Response: We thank the reviewer for the positive comments. We have added this paper.
Comment 3: Curiously, the authors do not cite their own publication “Yang NY, Zheng HH, Yu C, Ye Y, Du CT, Xie GH.Mol Biol Rep. 2023 Dec;50(12):10617-10625. doi: 10.1007/s11033-023-08863-x. even though this publication suggests p53 is a good marker for canine mammary carcinoma.
Response: We thank the reviewer for the positive comments. We have added this paper.
Comment 4: Line 94 “some researchers” but citation is to a paper in 2010 – please cite the original paper
Response: We thank the reviewer for the positive comments. We have changed the content.
Comment 5: Line 103 – the looks like the first time “SF” is used so it should be defined here i.e. the text should read “…studies have found that serum ferritin (SF) has a complex…”
Response: We thank the reviewer for the positive comments and correction, we have modified the problems in the paper.

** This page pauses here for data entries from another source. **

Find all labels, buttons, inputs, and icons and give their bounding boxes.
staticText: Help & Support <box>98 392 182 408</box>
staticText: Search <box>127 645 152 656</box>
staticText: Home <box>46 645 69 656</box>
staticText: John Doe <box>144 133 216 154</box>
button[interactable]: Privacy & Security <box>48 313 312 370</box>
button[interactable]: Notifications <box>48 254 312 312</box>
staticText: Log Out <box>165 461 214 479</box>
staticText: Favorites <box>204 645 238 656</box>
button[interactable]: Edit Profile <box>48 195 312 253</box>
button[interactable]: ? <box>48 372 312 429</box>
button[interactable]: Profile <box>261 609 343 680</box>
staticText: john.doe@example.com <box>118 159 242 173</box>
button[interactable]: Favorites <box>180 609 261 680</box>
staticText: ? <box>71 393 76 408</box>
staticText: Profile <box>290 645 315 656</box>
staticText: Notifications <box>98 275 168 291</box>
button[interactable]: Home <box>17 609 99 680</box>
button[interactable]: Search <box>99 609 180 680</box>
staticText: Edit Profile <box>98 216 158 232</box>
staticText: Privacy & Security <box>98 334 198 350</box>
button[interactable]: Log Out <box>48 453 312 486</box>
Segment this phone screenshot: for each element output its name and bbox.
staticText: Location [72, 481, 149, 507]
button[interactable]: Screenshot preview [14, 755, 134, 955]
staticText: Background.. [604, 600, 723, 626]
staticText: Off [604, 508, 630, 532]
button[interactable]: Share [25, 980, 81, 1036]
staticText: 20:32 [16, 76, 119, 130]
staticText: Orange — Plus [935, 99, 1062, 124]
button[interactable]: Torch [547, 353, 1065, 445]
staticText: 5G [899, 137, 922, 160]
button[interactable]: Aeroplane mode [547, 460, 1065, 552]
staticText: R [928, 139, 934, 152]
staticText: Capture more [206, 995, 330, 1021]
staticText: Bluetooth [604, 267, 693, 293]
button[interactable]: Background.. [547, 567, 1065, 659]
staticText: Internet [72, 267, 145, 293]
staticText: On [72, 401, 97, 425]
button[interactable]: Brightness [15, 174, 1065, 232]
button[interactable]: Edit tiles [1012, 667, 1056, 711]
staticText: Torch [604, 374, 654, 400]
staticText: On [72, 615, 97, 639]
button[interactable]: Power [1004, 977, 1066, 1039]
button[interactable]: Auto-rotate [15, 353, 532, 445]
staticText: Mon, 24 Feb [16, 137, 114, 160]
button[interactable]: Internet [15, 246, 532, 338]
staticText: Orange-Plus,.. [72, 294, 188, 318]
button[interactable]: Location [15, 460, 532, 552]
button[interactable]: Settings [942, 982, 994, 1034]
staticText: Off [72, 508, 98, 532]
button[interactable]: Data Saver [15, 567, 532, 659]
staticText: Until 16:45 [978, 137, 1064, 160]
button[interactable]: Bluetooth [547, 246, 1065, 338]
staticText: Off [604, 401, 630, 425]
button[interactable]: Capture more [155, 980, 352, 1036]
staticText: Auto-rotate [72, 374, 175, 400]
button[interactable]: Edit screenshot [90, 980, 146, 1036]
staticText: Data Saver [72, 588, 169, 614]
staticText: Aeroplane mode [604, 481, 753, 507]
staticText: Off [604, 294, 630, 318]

Comment 6: Line 141 “In order to ensure the accuracy of the results, it is usually recommended to take two times, one in the orthostatic position, the other is in the lateral position” better as “In order to ensure the accuracy of the results, it is usually recommended to perform the procedure twice, one in the orthostatic position, the other is in the lateral position”

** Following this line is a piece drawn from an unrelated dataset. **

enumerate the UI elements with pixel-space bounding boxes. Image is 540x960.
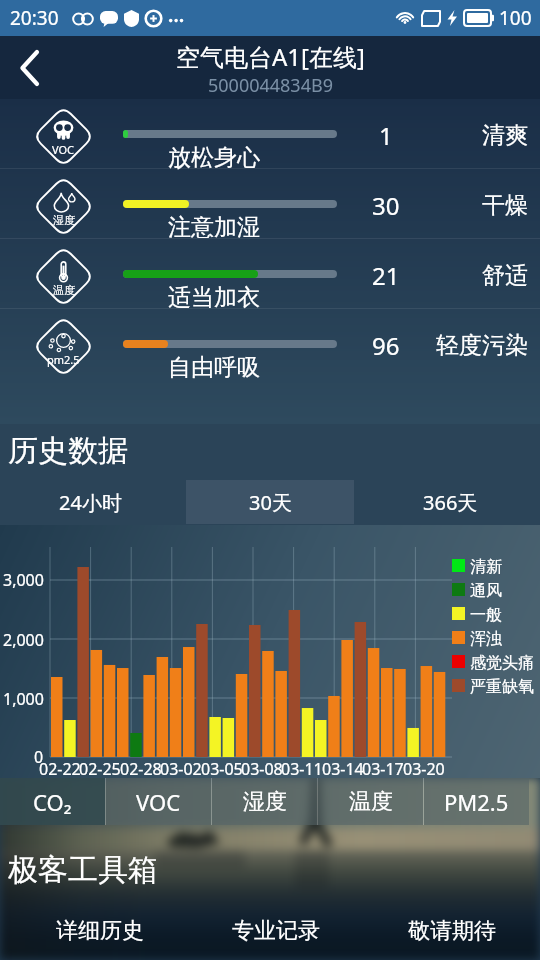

Response: We thank the reviewer for the positive comments and correction, we have modified the problems in the paper.
Comment 7: CT needs to be defined where it is first mentioned in the text
Response: We thank the reviewer for the positive comments. We have defined it for its first appearance.
Comment 8: Format and spacing for Table 4, Fig. 6, Fig. 7 etc needs correcting to “…NLRP3, P53, SF and VEGF mRNA in mammary tumors.

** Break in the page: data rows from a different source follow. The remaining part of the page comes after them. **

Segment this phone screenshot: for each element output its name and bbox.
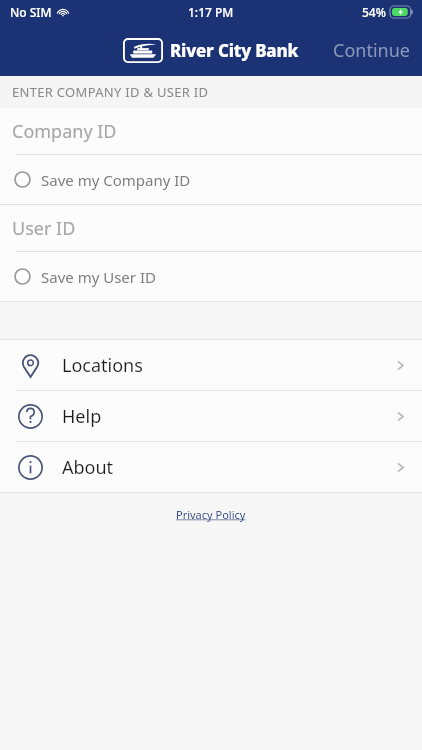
staticText: Help (62, 404, 102, 429)
button[interactable]: Help (0, 391, 422, 441)
staticText: No SIM (10, 4, 52, 20)
button[interactable]: Locations (0, 340, 422, 390)
button[interactable]: Privacy Policy (176, 507, 246, 522)
staticText: 1:17 PM (188, 4, 234, 20)
button[interactable]: About (0, 442, 422, 492)
staticText: Company ID (12, 119, 117, 144)
button[interactable]: Save my Company ID (0, 155, 422, 204)
button[interactable]: Save my User ID (0, 252, 422, 301)
staticText: Locations (62, 353, 143, 378)
staticText: Save my User ID (41, 267, 156, 287)
button[interactable]: Company ID (0, 108, 422, 154)
staticText: Privacy Policy (176, 507, 246, 522)
staticText: ENTER COMPANY ID & USER ID (12, 83, 209, 101)
staticText: River City Bank (170, 39, 299, 62)
button[interactable]: User ID (0, 205, 422, 251)
button[interactable]: Continue (321, 28, 422, 73)
staticText: 54% (362, 4, 386, 20)
staticText: User ID (12, 216, 76, 241)
staticText: Continue (333, 38, 410, 63)
staticText: About (62, 455, 114, 480)
staticText: Save my Company ID (41, 170, 191, 190)
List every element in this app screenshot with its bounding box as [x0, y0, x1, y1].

Response: We thank the reviewer for the positive comments and corrections.
Comment 9: Line 420 - ROC needs to be defined and text should read “area under the curve (AUC)”
Response: We thank the reviewer for the positive comments. We have defined it and modified the mistake.
Comment 10: Line 426 should read “Tumours are one of the…”
Response: We thank the reviewer for the positive comments and correction, we have modified it.
Round 2
Reviewer 1 Report
Comments and Suggestions for Authors The authors did not clarify why they used 30 samples when they had a much higher initial n.Author Response
We have two reasons for choosing the sample size.
Firstly, collecting information on 448 cases of canine tumors is to summarize the commonly used diagnostic methods for canine tumor diseases in clinical practice. During the collection process, not all cases have fresh tumor tissue for experimentation. Therefore, through comparison and screening, the freshest and most suitable 30 benign tumors, 30 malignant tumors, and 30 control groups were selected for the experiment.
Secondly, in the literature we reviewed, it was found that having more than 20 clinical samples can indicate the problem and prove the conclusion (such as: doi: 10.1111/j.1751-0813.2008.00312. x.).
In summary, we chose a sample size of 30 in each group.